Ah ok, so it only matters if there is packet loss on the last line of an MTR?
Correct.
This. You'll see the same thing in most routes.
It's somewhat newish and a horrible confusing practice. Fuckery by throttle or outright blocking ICMP is explicit noted in the RFC as bad practice. The legitimate cases here are congestion, floods or whatever kind of bad weather, so one could say this is a sign that there is degradation once you see more than zero loss in the middle of a route.

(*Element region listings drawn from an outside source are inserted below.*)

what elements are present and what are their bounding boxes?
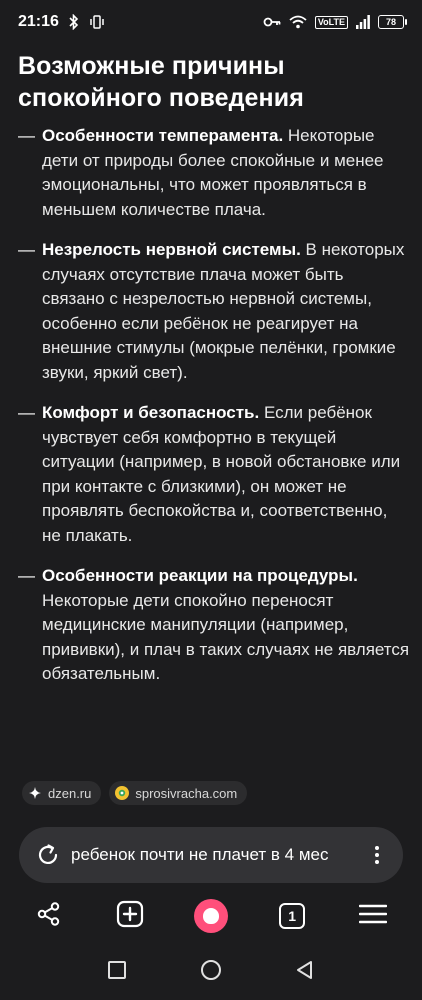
browser-toolbar: 1 <box>0 890 422 942</box>
battery-level: 78 <box>385 17 396 27</box>
list-item-body: Некоторые дети спокойно переносят медици… <box>42 590 410 684</box>
alice-button[interactable] <box>187 892 235 940</box>
list-dash: — <box>18 566 35 585</box>
list-dash: — <box>18 126 35 145</box>
source-chips: dzen.ru sprosivracha.com <box>22 781 248 805</box>
list-dash: — <box>18 240 35 259</box>
dzen-icon <box>28 786 42 800</box>
list-dash: — <box>18 403 35 422</box>
list-item-heading: Особенности реакции на процедуры. <box>42 566 358 585</box>
sprosivracha-icon <box>115 786 130 800</box>
source-label: dzen.ru <box>48 785 92 801</box>
share-button[interactable] <box>25 892 73 940</box>
share-icon <box>36 901 62 932</box>
list-item-heading: Незрелость нервной системы. <box>42 240 301 259</box>
status-time: 21:16 <box>18 13 59 30</box>
section-title: Возможные причины спокойного поведения <box>18 52 304 112</box>
list-item-heading: Особенности темперамента. <box>42 126 284 145</box>
list-item: — Особенности реакции на процедуры. Неко… <box>18 564 410 687</box>
search-query-bar[interactable]: ребенок почти не плачет в 4 мес <box>19 827 403 883</box>
list-item-text: Особенности реакции на процедуры. Некото… <box>42 564 410 687</box>
list-item-body: Если ребёнок чувствует себя комфортно в … <box>42 403 401 545</box>
source-chip-dzen[interactable]: dzen.ru <box>22 781 102 805</box>
key-icon <box>263 16 281 28</box>
signal-icon <box>356 15 370 29</box>
hamburger-icon <box>359 903 388 930</box>
plus-square-icon <box>116 900 144 933</box>
status-bar: 21:16 VoLTE 78 <box>0 0 422 44</box>
volte-badge: VoLTE <box>314 15 348 29</box>
answer-content: Возможные причины спокойного поведения —… <box>18 50 410 703</box>
tabs-button[interactable]: 1 <box>268 892 316 940</box>
refresh-icon[interactable] <box>35 842 61 868</box>
new-tab-button[interactable] <box>106 892 154 940</box>
source-label: sprosivracha.com <box>135 785 238 801</box>
list-item: — Комфорт и безопасность. Если ребёнок ч… <box>18 401 410 548</box>
more-options-icon[interactable] <box>367 846 387 864</box>
source-chip-sprosivracha[interactable]: sprosivracha.com <box>109 781 248 805</box>
wifi-icon <box>289 15 307 29</box>
bluetooth-icon <box>69 14 79 30</box>
back-icon[interactable] <box>295 960 315 985</box>
battery-icon: 78 <box>378 15 407 29</box>
list-item-text: Незрелость нервной системы. В некоторых … <box>42 238 410 385</box>
alice-icon <box>193 899 228 933</box>
tab-count-badge: 1 <box>279 903 306 929</box>
list-item-body: В некоторых случаях отсутствие плача мож… <box>42 240 405 382</box>
recents-icon[interactable] <box>107 960 127 985</box>
home-icon[interactable] <box>200 959 222 986</box>
system-navigation-bar <box>0 945 422 1000</box>
list-item: — Особенности темперамента. Некоторые де… <box>18 124 410 222</box>
list-item: — Незрелость нервной системы. В некоторы… <box>18 238 410 385</box>
list-item-text: Особенности темперамента. Некоторые дети… <box>42 124 410 222</box>
list-item-text: Комфорт и безопасность. Если ребёнок чув… <box>42 401 410 548</box>
search-query-text[interactable]: ребенок почти не плачет в 4 мес <box>71 845 367 865</box>
list-item-heading: Комфорт и безопасность. <box>42 403 260 422</box>
menu-button[interactable] <box>349 892 397 940</box>
vibrate-icon <box>89 14 105 30</box>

No. Protecting the control plane is very far from a new practice. Confusing? Sure, but that stems from end-users trying to perform diagnostics on topics they're unfamiliar with.
You could punt millions of ICMPs through a forwarding-plane without issue, you can't say the same for ICMP to the control-plane on the same router.
That's the equivalent of seeing smoke above the train station yet they deliver you at destination in time. Even when everyone says its fine, the smoke is there. QoS of diagnostic protocols is last resort as per spec.
As others said no packet loss at the end point no issues happening.
As others said ICMP is typically limited and dropped from a lot of networking equipment.
Far from it. If you want to draw analogies then it'd be the equivalent of the train driver not responding to every passenger unnecessarily knocking at his door whilst the train is in motion, because the driver is focused on getting the train to the destination on time
If you truly believe there should be no restrictions on ICMP requests to the control-plane then I've nothing further to add to this. I just hope individuals reading your posts decide to fact check for themselves.
Source & experience: Currently work for a Tier 1 in network security, and yourself?
Nah it's an ancient ass protocol that doesn't scale properly to meet spec in the current use cases. It suffers from limitations made in a different age. Surely it's efficient in the grand scale of things to serve such much users but unfortunately there will be knocking on doors and rightfully so and will become more apparent on busy routes over time
As long as packets get where they need to go then it’s not a big issue though. It only causes confusion for people who don’t have experience reading MTRs.
The below link is a very good resource for those with minimal networking experience but want to learn more about correctly interpreting traceroutes/MTRs
https://archive.nanog.org/meetings/nanog47/presentations/Sunday/RAS_Traceroute_N47_Sun.pdf
If enough people start raising a fuss about this, then more providers will start using MPLS on their infra, so you only see somehing like:
There are examples of that in the wild, just don't have any src/dst offhand to show you a real one.
I'm still trying to figure out how the ipv6 route between Tokyo and the Philippines takes 150-200ms (ipv4 is 46-59ms).
I think the lax2.he.net rdns must not really be in Los Angeles. But nonetheless it must be getting routed all around to be that bad. Even if it was getting routed through Singapore it shouldn't be more than 100ms.
Nobody's blocking ICMP requests here. Routers throttle the generation of ICMP time exceeded messages... No drops, they're just not being sent in the first place. The outgoing packets from traceroute aren't ICMP, they're UDP.